In this article, Schudde examines the methodological complexities of integrating intersectionality into quantitative research within the field of education. Schudde critiques the reliance on secondary survey data, which often limits researchers’ ability to capture the full spectrum of intersectional identities, and the limitations of grouped results to account for unequal experience. The literature review is focused on varying effects (‘heterogeneous effects’) of identities and context in higher education. The author found that most papers in the field used regression models with main effects and a minority used interaction terms. Another salient method is propensity score models, which estimate the probability of an outcome based on the combination of observed characteristics. More widely, the author identifies significant challenges, including the difficulty of justifying complex models in academic publishing and the limitations of existing datasets.

Spierings, N. (2023).
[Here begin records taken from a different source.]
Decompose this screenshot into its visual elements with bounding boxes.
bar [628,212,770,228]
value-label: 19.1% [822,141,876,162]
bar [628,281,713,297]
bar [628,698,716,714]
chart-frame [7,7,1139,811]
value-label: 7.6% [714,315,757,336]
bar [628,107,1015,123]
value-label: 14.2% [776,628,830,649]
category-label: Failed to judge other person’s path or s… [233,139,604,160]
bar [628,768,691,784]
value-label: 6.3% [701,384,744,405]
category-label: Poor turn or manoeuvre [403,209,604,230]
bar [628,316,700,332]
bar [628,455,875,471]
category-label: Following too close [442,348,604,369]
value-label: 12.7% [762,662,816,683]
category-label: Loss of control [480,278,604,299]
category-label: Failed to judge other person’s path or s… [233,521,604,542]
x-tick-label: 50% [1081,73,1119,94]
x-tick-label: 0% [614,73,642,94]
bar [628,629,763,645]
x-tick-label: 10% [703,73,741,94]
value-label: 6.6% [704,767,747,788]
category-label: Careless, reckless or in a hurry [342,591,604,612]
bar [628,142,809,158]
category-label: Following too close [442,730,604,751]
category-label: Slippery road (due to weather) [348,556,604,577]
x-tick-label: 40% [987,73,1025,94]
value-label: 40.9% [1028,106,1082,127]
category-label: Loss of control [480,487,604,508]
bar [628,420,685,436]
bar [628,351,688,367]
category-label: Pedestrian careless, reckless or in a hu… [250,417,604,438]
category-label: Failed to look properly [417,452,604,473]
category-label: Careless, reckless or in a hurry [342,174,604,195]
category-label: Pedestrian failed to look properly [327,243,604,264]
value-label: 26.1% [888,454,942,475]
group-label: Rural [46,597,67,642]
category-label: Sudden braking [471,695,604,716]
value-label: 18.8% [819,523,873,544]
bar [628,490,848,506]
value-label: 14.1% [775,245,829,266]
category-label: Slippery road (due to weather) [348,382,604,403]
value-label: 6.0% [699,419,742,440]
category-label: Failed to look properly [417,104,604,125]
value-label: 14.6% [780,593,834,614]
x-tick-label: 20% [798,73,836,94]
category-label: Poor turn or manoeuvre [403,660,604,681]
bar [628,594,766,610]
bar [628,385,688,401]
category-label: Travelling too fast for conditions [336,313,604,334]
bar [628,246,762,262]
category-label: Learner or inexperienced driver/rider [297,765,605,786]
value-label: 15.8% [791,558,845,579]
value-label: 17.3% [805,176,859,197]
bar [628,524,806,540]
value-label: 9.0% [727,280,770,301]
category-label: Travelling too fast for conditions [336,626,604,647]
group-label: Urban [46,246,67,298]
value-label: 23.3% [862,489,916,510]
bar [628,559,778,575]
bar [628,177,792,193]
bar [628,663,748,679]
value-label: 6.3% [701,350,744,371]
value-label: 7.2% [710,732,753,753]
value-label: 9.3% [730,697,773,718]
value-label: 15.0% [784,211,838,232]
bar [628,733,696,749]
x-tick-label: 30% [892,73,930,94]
Quantitative Intersectional Research: Approaches, Practices, and Needs. In K. Davis and H. Lutz (Eds.), The Routledge International Handbook of Intersectionality Studies (pp. 225-248). Routledge.

This chapter explores the multiple ways to understand the link between statistical methods and operationalisations of intersectionality. The author overviews some of the statistical methods recently used to implement intersectionality divided into three groups. The first (‘minimalist’) views the methodological aspects of the study of intersectionality as merely of a technical nature. A step forward is to take a theoretically informed (‘reflective’) approach in which interest moves to the link between theorisations and methods, considering social contexts. A third approach, referred to as ‘radical’, focuses on the innovative use of quantitative methods which better fit specific forms of intersectionality. Ultimately, Spielrings calls for openness in access to relevant datasets and knowledge for progressing the quantitative exploration of intersectional studies.